A voice whispered to him then, almost as if sensing he was blaming his brother for life and the destiny they lived. It said, "Evil isn't born. It isn't a natural instinst as a baby. Evil is made and manipulated into people. That's what happened to Xornoth. Don't blame him, just love him unconditionally because he is blood and you two had a connection stronger than anyone else." He remembers the voice from somewhere. It's hazy, but female and soft, motherly almost. He doesn't remember how his parents sound, they died when he was too young to have the memory of it, but something in him, maybe the memories you always have some recognition of, were pointing the signs as his mother, her words like those on a death bed.

He was never told how his parents died. He asked for a while during his teenage years, but his advisors would never tell him. They knew the answer, that was clear enough. Their faces always morphed into this look akin to being lost. Like they had been taken to soon, by someone who had no right to do so. Maybe now he had the answers to that question, maybe he could finally know why they died. Maybe it was Xornoth, when he was first corrupted, whenever that was. He wishes he had time with his brother, not the monster he was forced into becoming.

Part of him wished it wasn't them in the next line of champions.
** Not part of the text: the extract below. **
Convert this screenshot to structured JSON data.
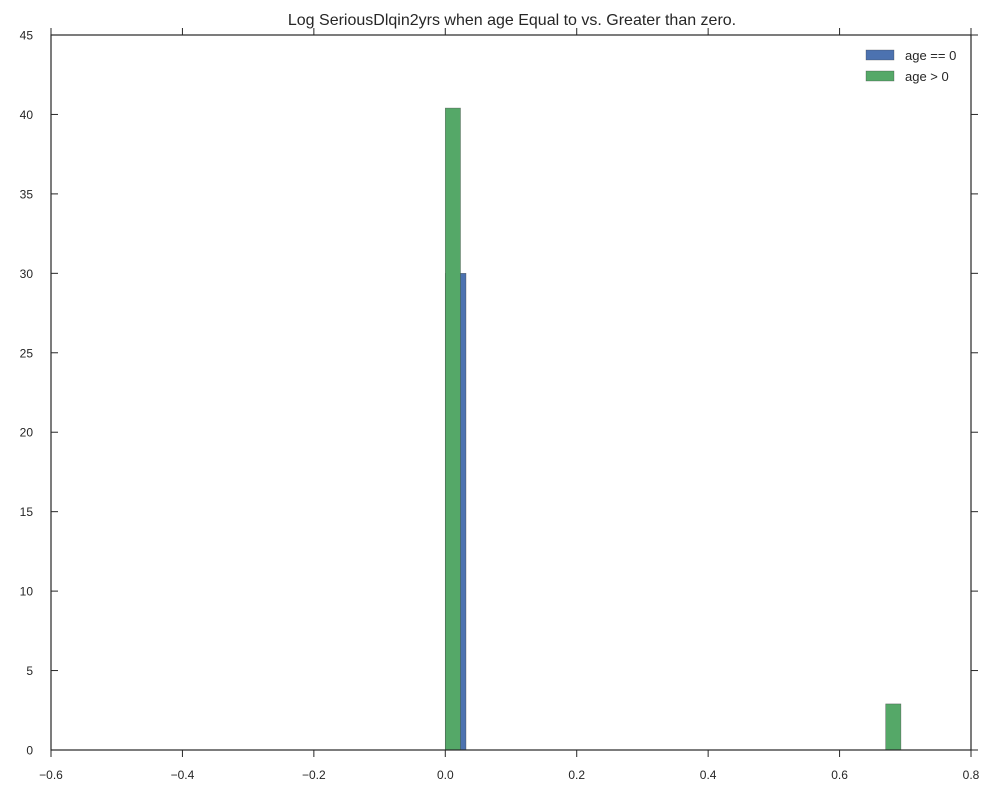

He remembers the first time he read the book. It was hidden in a cave, possibly covered when it was placed there. Rivendell was centuries old, it wouldn't surprise him if a generation long before his own decided to let fate come to whoever was next in line, instead of them coming to fate, or having it lying in a library, or handed down to each person who it could have been. Maybe they could have never been certain who it was going to be, maybe that was for the universe to decide.

Being Champion to a God wasn't a choice. It wasn't a way of life that you yourself could pave. It was an honor and a duty. It was a power bestowed only upon those worthy of it. That was something Aeor would constantly remind him of when he felt like he was doing nothing but waiting for the prophecies to come true. For him to blanket the world in snow if the worst came. 

Scott had never possessed self-confidence. It was never taught to him. Neither was happiness or anything else apart from professionalism and cold heartedness. That's who he had been for years. It was possible his brother had that too. Maybe his parents weren't who they were made out to be in the history books. Maybe his family had never been happy, what he thought could be an arranged marriage, war, corruption, two brothers, one good, one evil, both fighting against each other because they were champions of Gods who had also fought each other.